38B(1)This section applies if, in a case where section 36 applies—
(a)the hospital order in respect of the patient was made with a restriction order, and
(b)the restriction order ceases to have effect while the hospital order continues in force.
(2)Subsection (3) applies if a person who appears to the relevant local probation board to be the victim of the offence or to act for the victim of the offence—
(a)when his wishes were ascertained under section 36(4), expressed a wish to make representations about a matter specified in section 36(5) or to receive the information specified in section 36(6), or
(b)has subsequently informed the relevant local probation board that he wishes to make representations about such a matter or to receive that information.
(3)The relevant local probation board must take all reasonable steps—
(a)to notify the managers of the relevant hospital of an address at which that person may be contacted;
(b)to notify that person of the name and address of the hospital.
(4)While the hospital order continues in force, the patient is to be regarded as a patient in respect of whom a hospital order was made without a restriction order; and sections 37A and 38A are to apply in relation to him accordingly.
(5)The relevant hospital has the meaning given in section 36A(6).
(6)The relevant local probation board has the meaning given in section 37(8).”
8U.K.In section 39 (victims' rights: preliminary), in subsection (3)—
(a)in paragraph (a), after “discharge from hospital” insert “ while he is subject to a limitation direction ”, and
(b)after that paragraph insert—
“(aa)what conditions he should be subject to in the event of his discharge from hospital under a community treatment order;”.
Prospective
9After section 41 insert—
“41A(1)This section applies if, in a case where section 39 applies—
(a)the limitation direction in respect of the offender ceases to be in force, and
(b)he is treated for the purposes of the Mental Health Act 1983 as a patient in respect of whom a hospital order has effect.
(2)Subsection (3) applies if a person who appears to the relevant local probation board to be the victim of the offence or to act for the victim of the offence—
(a)when his wishes were ascertained under section 39(2), expressed a wish to make representations about a matter specified in section 39(3) or to receive the information specified in section 39(4), or
(b)has subsequently informed the relevant local probation board that he wishes to make representations about such a matter or to receive that information.
(3)The relevant local probation board must take all reasonable steps—
(a)to notify the managers of the relevant hospital of an address at which that person may be contacted;
(b)to notify that person of the address of the hospital.
(4)The offender is to be regarded as a patient in respect of whom a hospital order was made without a restriction order; and sections 37A and 38A are to apply in relation to him accordingly.
(5)The relevant hospital has the meaning given in section 36A(6).
(6)The relevant local probation board has the meaning given in section 40(8).”
10(1)Section 42 (victims' rights: preliminary) is amended as follows.U.K.

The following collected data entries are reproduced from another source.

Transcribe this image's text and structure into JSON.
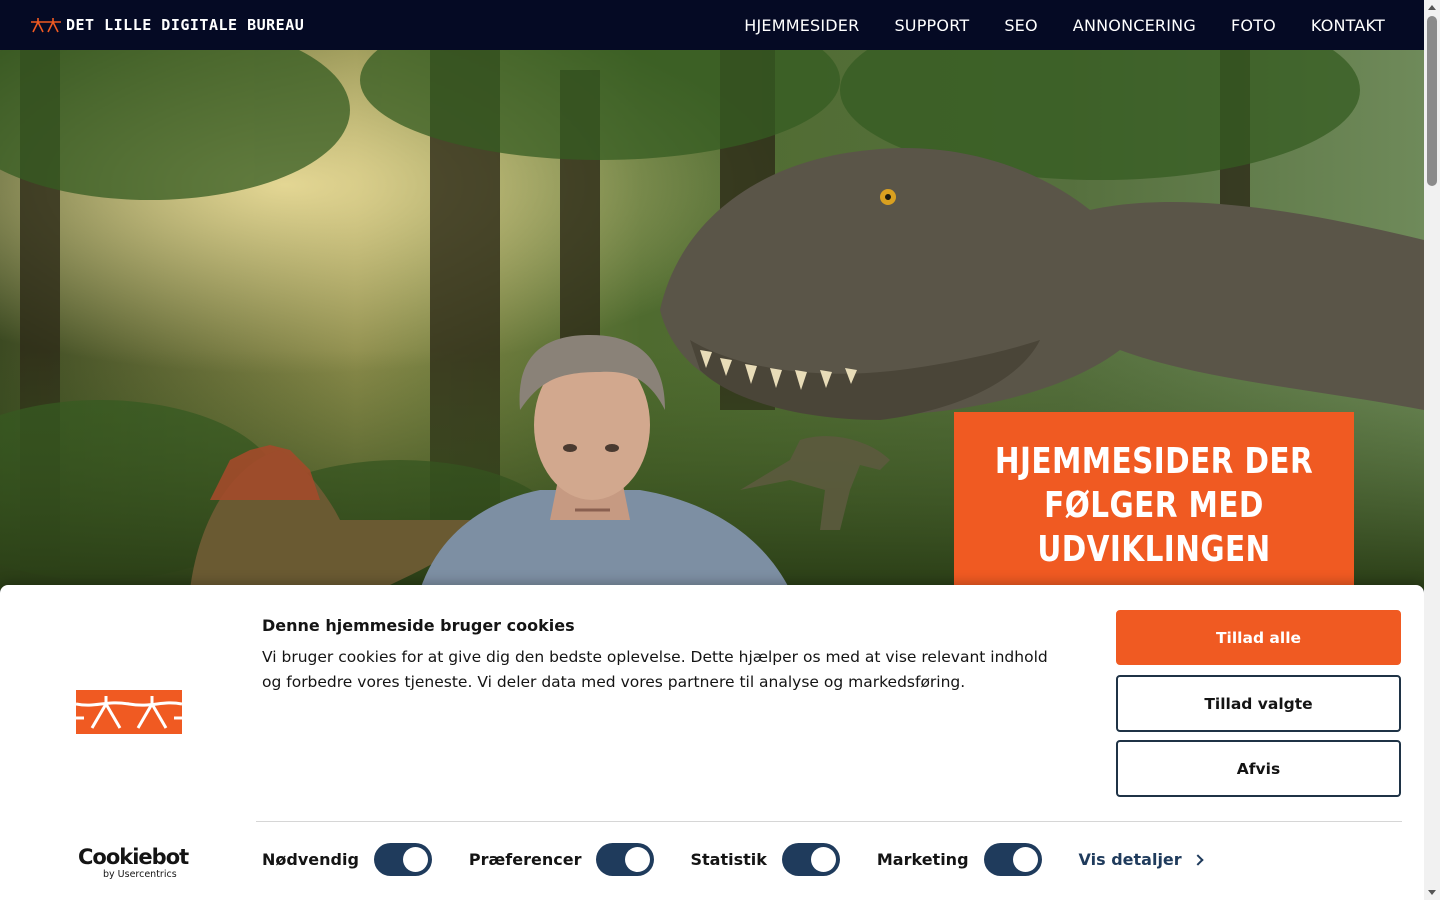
{
  "header": {
    "brand": "DET LILLE DIGITALE BUREAU",
    "nav": [
      "HJEMMESIDER",
      "SUPPORT",
      "SEO",
      "ANNONCERING",
      "FOTO",
      "KONTAKT"
    ]
  },
  "hero": {
    "title": "HJEMMESIDER DER FØLGER MED UDVIKLINGEN"
  },
  "cookie": {
    "title": "Denne hjemmeside bruger cookies",
    "text": "Vi bruger cookies for at give dig den bedste oplevelse. Dette hjælper os med at vise relevant indhold og forbedre vores tjeneste. Vi deler data med vores partnere til analyse og markedsføring.",
    "allow_all": "Tillad alle",
    "allow_selected": "Tillad valgte",
    "reject": "Afvis",
    "toggles": [
      {
        "label": "Nødvendig",
        "on": true
      },
      {
        "label": "Præferencer",
        "on": true
      },
      {
        "label": "Statistik",
        "on": true
      },
      {
        "label": "Marketing",
        "on": true
      }
    ],
    "details": "Vis detaljer",
    "provider": "Cookiebot",
    "provider_sub": "by Usercentrics"
  },
  "colors": {
    "accent": "#f05a22",
    "header_bg": "#050a24",
    "toggle_on": "#1f3b5c"
  }
}
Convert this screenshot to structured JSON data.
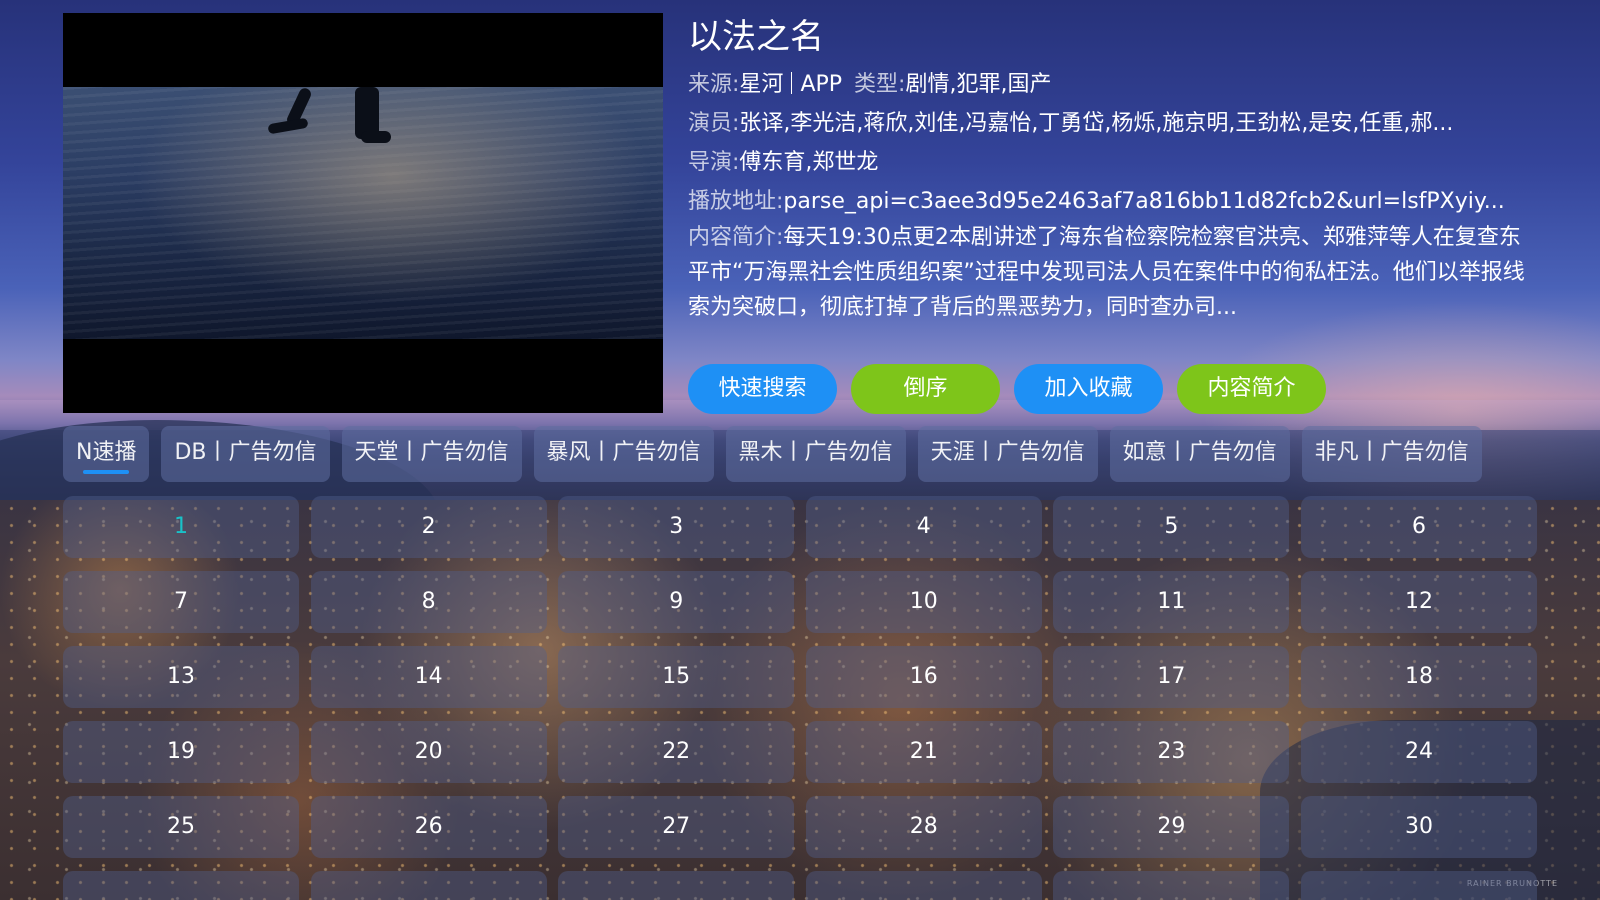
{
  "video": {
    "title": "以法之名",
    "source_label": "来源:",
    "source_name": "星河",
    "source_app": "APP",
    "genre_label": "类型:",
    "genre": "剧情,犯罪,国产",
    "cast_label": "演员:",
    "cast": "张译,李光洁,蒋欣,刘佳,冯嘉怡,丁勇岱,杨烁,施京明,王劲松,是安,任重,郝...",
    "director_label": "导演:",
    "director": "傅东育,郑世龙",
    "play_url_label": "播放地址:",
    "play_url": "parse_api=c3aee3d95e2463af7a816bb11d82fcb2&url=lsfPXyiy...",
    "summary_label": "内容简介:",
    "summary": "每天19:30点更2本剧讲述了海东省检察院检察官洪亮、郑雅萍等人在复查东平市“万海黑社会性质组织案”过程中发现司法人员在案件中的徇私枉法。他们以举报线索为突破口，彻底打掉了背后的黑恶势力，同时查办司..."
  },
  "actions": [
    {
      "label": "快速搜索",
      "color": "#1e90f5"
    },
    {
      "label": "倒序",
      "color": "#7ec51a"
    },
    {
      "label": "加入收藏",
      "color": "#1e90f5"
    },
    {
      "label": "内容简介",
      "color": "#7ec51a"
    }
  ],
  "sources": [
    {
      "label": "N速播",
      "selected": true
    },
    {
      "label": "DB丨广告勿信"
    },
    {
      "label": "天堂丨广告勿信"
    },
    {
      "label": "暴风丨广告勿信"
    },
    {
      "label": "黑木丨广告勿信"
    },
    {
      "label": "天涯丨广告勿信"
    },
    {
      "label": "如意丨广告勿信"
    },
    {
      "label": "非凡丨广告勿信"
    }
  ],
  "episodes": [
    "1",
    "2",
    "3",
    "4",
    "5",
    "6",
    "7",
    "8",
    "9",
    "10",
    "11",
    "12",
    "13",
    "14",
    "15",
    "16",
    "17",
    "18",
    "19",
    "20",
    "22",
    "21",
    "23",
    "24",
    "25",
    "26",
    "27",
    "28",
    "29",
    "30",
    "",
    "",
    "",
    "",
    "",
    ""
  ],
  "active_episode": "1",
  "accent_color": "#19c2c8",
  "background_credit": "RAINER BRUNOTTE"
}
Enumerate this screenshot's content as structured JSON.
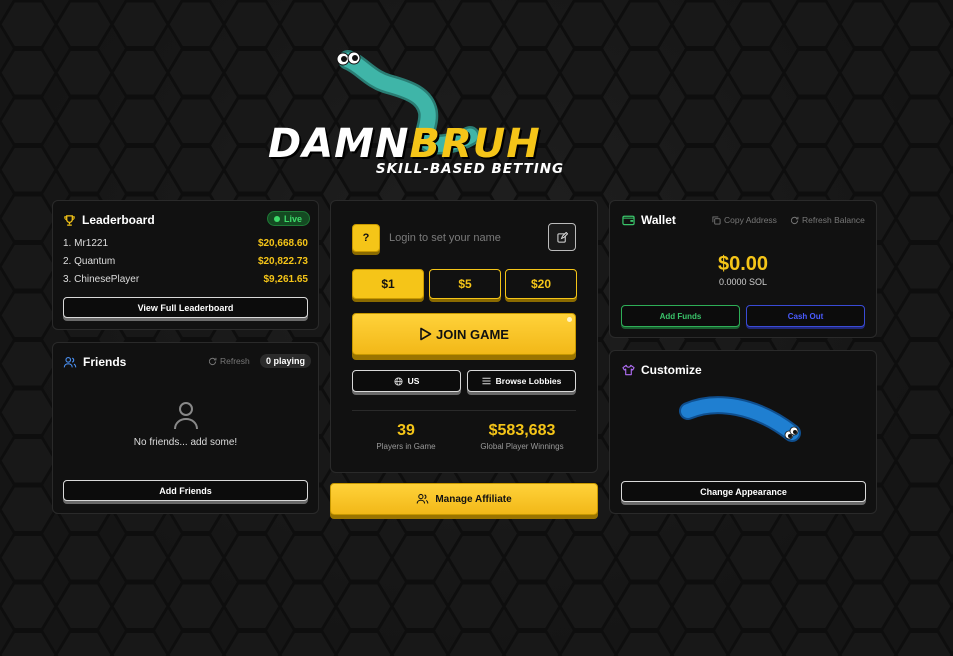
{
  "brand": {
    "title_part1": "DAMN",
    "title_part2": "BRUH",
    "subtitle": "SKILL-BASED BETTING"
  },
  "colors": {
    "accent": "#f5c518",
    "live_green": "#3ddc6a",
    "snake_teal": "#3fb5a8",
    "snake_blue": "#1f7fd1",
    "cashout_blue": "#4a5bff"
  },
  "leaderboard": {
    "title": "Leaderboard",
    "icon": "trophy-icon",
    "live_label": "Live",
    "entries": [
      {
        "name": "1. Mr1221",
        "amount": "$20,668.60"
      },
      {
        "name": "2. Quantum",
        "amount": "$20,822.73"
      },
      {
        "name": "3. ChinesePlayer",
        "amount": "$9,261.65"
      }
    ],
    "view_all_label": "View Full Leaderboard"
  },
  "friends": {
    "title": "Friends",
    "icon": "users-icon",
    "refresh_label": "Refresh",
    "playing_count": "0 playing",
    "empty_text": "No friends... add some!",
    "add_label": "Add Friends"
  },
  "play": {
    "help_label": "?",
    "name_placeholder": "Login to set your name",
    "bets": [
      "$1",
      "$5",
      "$20"
    ],
    "selected_bet": "$1",
    "join_label": "JOIN GAME",
    "region_label": "US",
    "browse_label": "Browse Lobbies",
    "stats": [
      {
        "value": "39",
        "label": "Players in Game"
      },
      {
        "value": "$583,683",
        "label": "Global Player Winnings"
      }
    ],
    "affiliate_label": "Manage Affiliate"
  },
  "wallet": {
    "title": "Wallet",
    "icon": "wallet-icon",
    "copy_label": "Copy Address",
    "refresh_label": "Refresh Balance",
    "balance_usd": "$0.00",
    "balance_sol": "0.0000 SOL",
    "add_funds_label": "Add Funds",
    "cash_out_label": "Cash Out"
  },
  "customize": {
    "title": "Customize",
    "icon": "shirt-icon",
    "change_label": "Change Appearance"
  }
}
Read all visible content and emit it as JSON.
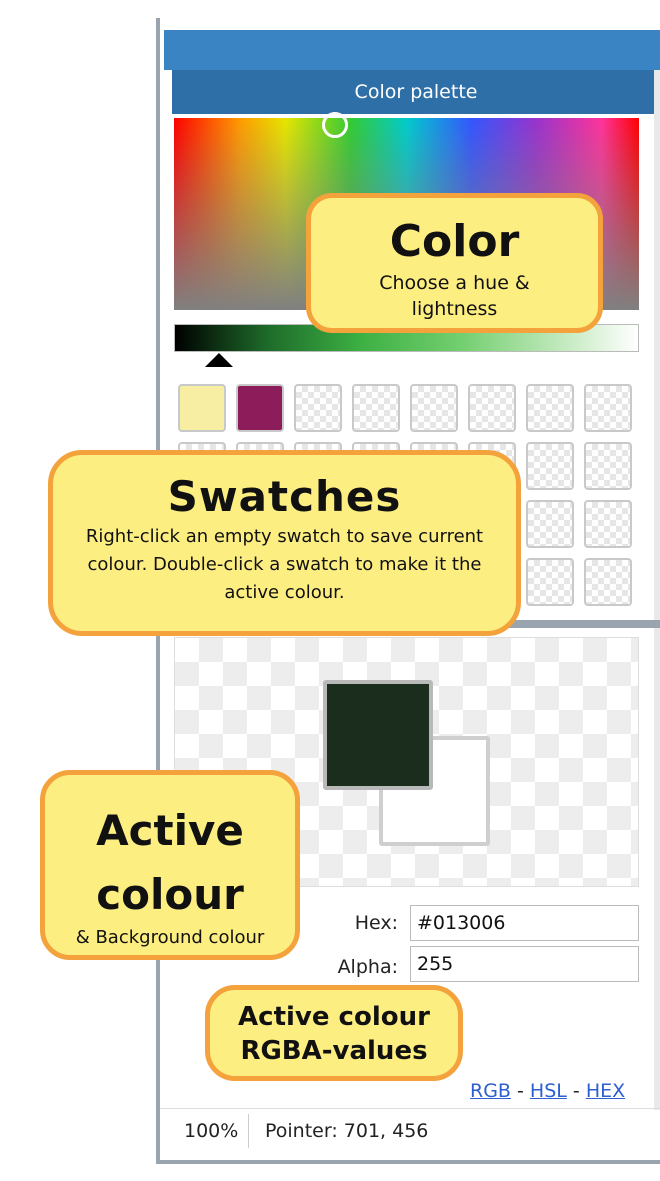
{
  "panel": {
    "title": "Color palette",
    "foreground_color": "#1b2e1d",
    "selected_swatch_colors": [
      "#f7eea3",
      "#8d1c5a"
    ]
  },
  "fields": {
    "hex_label": "Hex:",
    "hex_value": "#013006",
    "alpha_label": "Alpha:",
    "alpha_value": "255"
  },
  "links": {
    "rgb": "RGB",
    "hsl": "HSL",
    "hex": "HEX",
    "separator": "-"
  },
  "status": {
    "zoom": "100%",
    "pointer": "Pointer: 701, 456"
  },
  "callouts": {
    "color": {
      "title": "Color",
      "text": "Choose a hue & lightness"
    },
    "swatches": {
      "title": "Swatches",
      "text": "Right-click an empty swatch to save current colour. Double-click a swatch to make it the active colour."
    },
    "active": {
      "title": "Active colour",
      "text": "& Background colour"
    },
    "rgba": {
      "title": "Active colour RGBA-values"
    }
  },
  "colors": {
    "accent": "#3b84c4",
    "titlebar": "#2f6fa8",
    "callout_fill": "#fdee82",
    "callout_border": "#f3a23c",
    "link": "#2c5fcf"
  }
}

(2)In subsection (1)(c), for “and a restriction direction in respect of him” substitute “ in respect of the offender (whether or not he also gives a restriction direction in respect of the offender) ”.
(3)In subsection (3)—
(a)in paragraph (a), after “discharge from hospital” insert “ at a time when a restriction direction is in force in respect of him ”, and
(b)after paragraph (b) insert “;
“(c)what conditions he should be subject to in the event of his discharge from hospital under a community treatment order”.
Prospective
11After section 42 insert—
“42A(1)This section applies if, in a case where section 42 applies, the transfer direction in respect of the patient was given without a restriction direction.
(2)Subsection (3) applies if a person who appears to the local probation board mentioned in section 42(2) to be the victim of the offence or to act for the victim of the offence, when his wishes are ascertained under section 42(2), expresses a wish—
(a)to make representations about a matter specified in section 42(3), or
(b)to receive the information specified in section 42(4).
(3)The local probation board must—
(a)notify the managers of the hospital in which the patient is detained of that person's wish and of that person's name and address, and
(b)notify that person of the name and address of the hospital.
(4)Subsection (5) applies if a person who appears to the local probation board mentioned in section 42(2) to be the victim of the offence or to act for the victim of the offence, subsequently to his wishes being ascertained under section 42(2), expressed a wish to do something specified in subsection (2)(a) or (b).
(5)The local probation board mentioned in section 42(2) must take all reasonable steps—
(a)to ascertain whether the transfer direction given in respect of the patient continues in force and whether a community treatment order is in force in respect of him, and
(b)if the board ascertains that the transfer direction does continue in force—
(i)to notify the managers of the relevant hospital of that person's wish, and
(ii)to notify that person of the name and address of the hospital.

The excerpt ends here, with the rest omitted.